PENGGALAN lagu tadi adalah pembuka aktivitas pembelajaran di pagi itu, Minggu, 25 April. Raut wajah puluhan anak-anak di Masjid Nurul Ilham begitu riang. Anak-anak itu adalah peserta belajar pada Skill and Education Improvement for Children and Youth (SEICY).

    Selain bernyanyi, kegiatan lain sebagai pembuka proses belajar adalah membaca doa belajar. Setelah itu, pembelajaran dimulai. Para relawan SEICY memulai aktivitas proses belajar.
SEICY dalam Bahasa Indonesia berarti peningkatan keahlian dan pendidian anak dan remaja.

    SEICY Foundation adalah yayasan yang mengonsentrasikan diri untuk memberi bimbingan dan pendidikan bagi anak-anak Kelurahan Lette, Kecamatan Mariso. Peserta belajarnya meliputi anak-anak sekolah dasar, sekolah menengah pertama, dan sekolah menengah atas. Tentu saja mereka diberi pelajaran berbeda.

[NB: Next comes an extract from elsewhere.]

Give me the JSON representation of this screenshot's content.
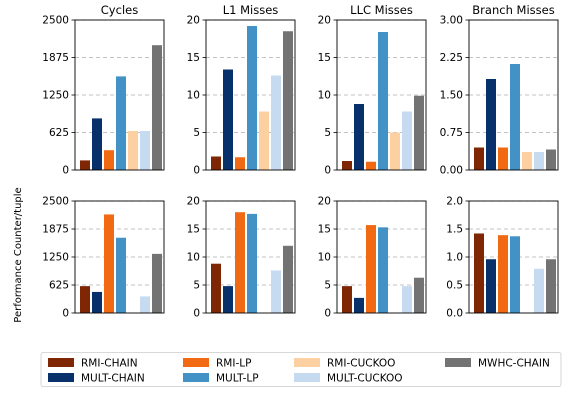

    Ketua Yayasan SEICY bernama Yashinta Kumala Dewi Sutopo. Panggilannya Yashinta yang juga berprofesi sebagai dosen di sebuah perguruan tinggi negeri di metropolitan ini. Ia bersama beberapa orang temannya menjadi pengelola dalam yayasan nonprofit ini. Ada sekitar 20-an orang yang menjadi manajemen Yayasan SEICY. 

    Mereka menamakan diri managemen SEICY 2010. Memang setiap tahun yayasan ini melakukan restrukturisasi managemen. Orang-orang yang terlibat di dalamnya merupakan relawan-relawan yang tidak dibayar. Niat mereka hanya membantu anak-anak penghuni Kampung Lette.

    Para relawan tersebut berasal dari berbagi kalangan dan profesi. Ada karyawan, dosen, ibu rumah tangga, dan ustaz atau ustazah. Sebut saja beberapa namanya antara lain Ridho, Afdaliana, Sellyana, Sriany, Yashinta, dan beberapa nama lainnya.

    Proses belajar-mengajar memanfaatkan ruangan Masjid Nurul Ilham.  Masjid tersebut berada di kompleks rumah susun sewa Kampung Lette. Setiap hari Minggu kegiatan pembelajaran dilaksanakan  di tempat ini.
Pesertanya anak-anak kelurga kurang mampu. Memang sebagian besar penduduk Kampung Lette.

    Di kampong ini, banyak warga berprofesi tukang becak, tukang batu, nelayan, dan pemulung. Bahkan sebagian dari peserta belajar SEICY merupakan pemulung. Ada juga yang berprofesi sebagai pencari kerang. Makanya anak-anak yang belajar di tempat ini tidak dipungut biaya. Inilah oasis sebuah pendidikan gratis.

    Setiap Minggu, kegiatan pembelajaran digelar. Pelaksanaan dimulai pukul 09.00-12.00. Terdiri atas dua sesi program, yaitu program Embo (English, Motivational series, Brain gym, and Origami) dan kursus komputer. Program embo untuk anak-anak usia SD, sedangkan kursus komputer untuk anak-anak usia SMP dan SMA.

    Untuk pelajaran Bahasa Inggris, kata Yashinta, materi pembelajarannya seputar percakapan dasar dan tensis. Ada juga lagu-lagu dalam Bahasa Inggris. Lalu untuk motivational series, muatan pembelajarannya berkaitan dengan pelatihan penyeimbangan otak kiri dan otak kanan. "Tujuannya untuk menggali potensi anak," kata Sriany Ersinah, penanggung jawab program ini.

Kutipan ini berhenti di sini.